The ideas of age bring this kind of thing into focus. They make Bill Gallagher for example more bitter about his life, for he feels cheated of the rewards when he followed the system. Conventional ideas of age, however, can limit your own ideas of your own creativity. You start thinking “How much time is available?” when the very creative thoughts themselves make more time available.

[... 1 paragraph ...]

(10:23. We talked about the dream involved with tonight’s session material. I wondered if it was legitimate to say that the group of dreams was a precognitive insight into the one event—the Friday night gathering. Jane thought so. If true, it would be an original insight, I said. Not that the dreams presaged Friday night’s event per se, but pointed toward some sort of event like it taking place. I told Jane that I didn’t remember reading any ideas like this anywhere.

[... 2 paragraphs ...]

Ruburt used to feel embarrassed because he made more money in those terms than you, and certainly this played some role initially in the symptoms. (Does it still?) You could not have a job, obviously. You had to take care of him, and it seemed you both saved face; but almost all of your problems come from the unthinking acceptance of conventional ideas that have been allowed to hold sway.

[... 1 paragraph ...]

You did what you wanted to do, in line with your own natural inclinations, and only when you judge your circumstances against convention’s surface beliefs do you lack your own approval. You cannot rate the subjective growth of a personality, lines of comprehension, or the value of ideas given to the world. You are a success in lines that can be felt by the world but not measured. The books are more effective than any letter to a congressman, and you put the substance of your life into your notes.
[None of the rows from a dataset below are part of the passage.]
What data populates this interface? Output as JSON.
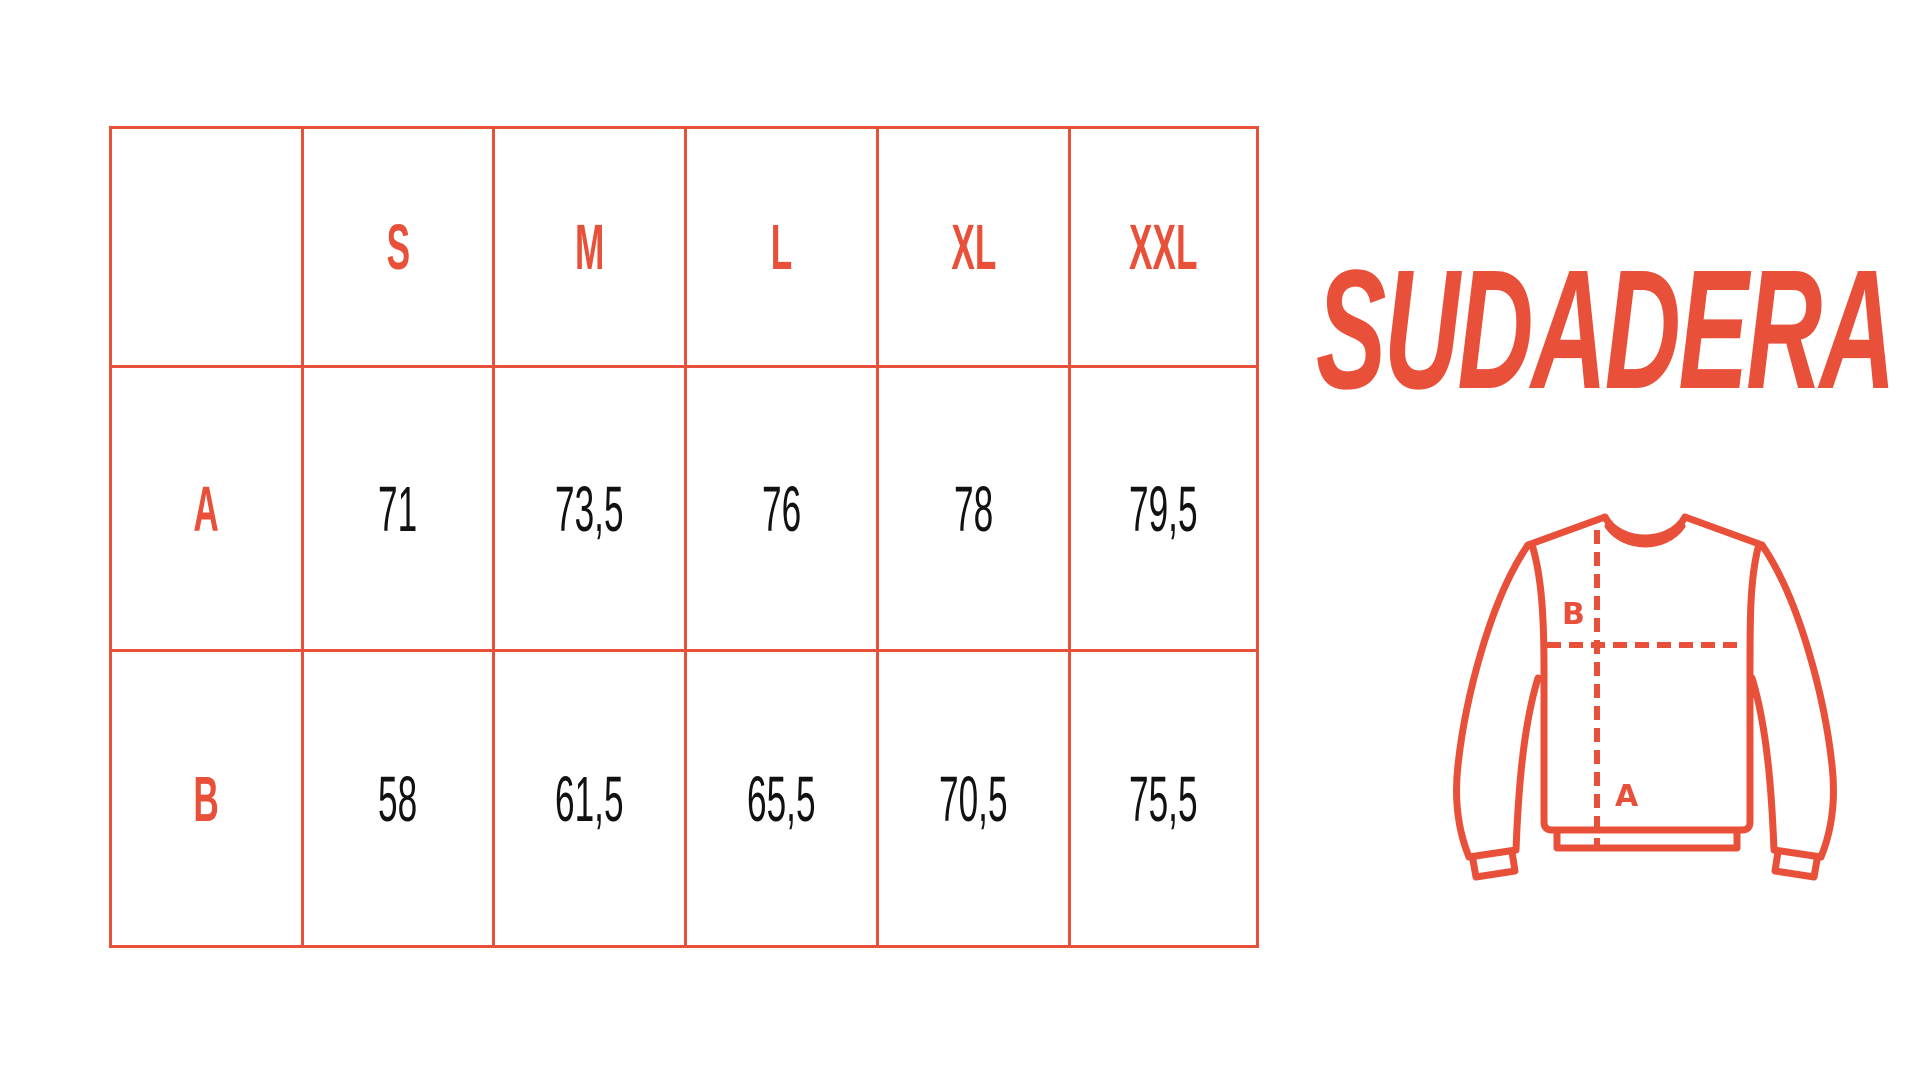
{
  "title": "SUDADERA",
  "accent_color": "#E8503A",
  "table": {
    "columns": [
      "",
      "S",
      "M",
      "L",
      "XL",
      "XXL"
    ],
    "rows": [
      {
        "label": "A",
        "values": [
          "71",
          "73,5",
          "76",
          "78",
          "79,5"
        ]
      },
      {
        "label": "B",
        "values": [
          "58",
          "61,5",
          "65,5",
          "70,5",
          "75,5"
        ]
      }
    ]
  },
  "diagram": {
    "label_a": "A",
    "label_b": "B",
    "icon": "sweatshirt-icon"
  }
}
(Seth’s reference to a letter to a congressman came about, I think, because during our conversation on Friday night Bill Gallagher said that no one present had done anything to protest the conditions in our world that we didn’t like—forgetting, of course, that the books themselves are full of protests, and of suggestions for the better. But Bill doesn’t read the books, and to that extent lives in a world closed off from such ideas.)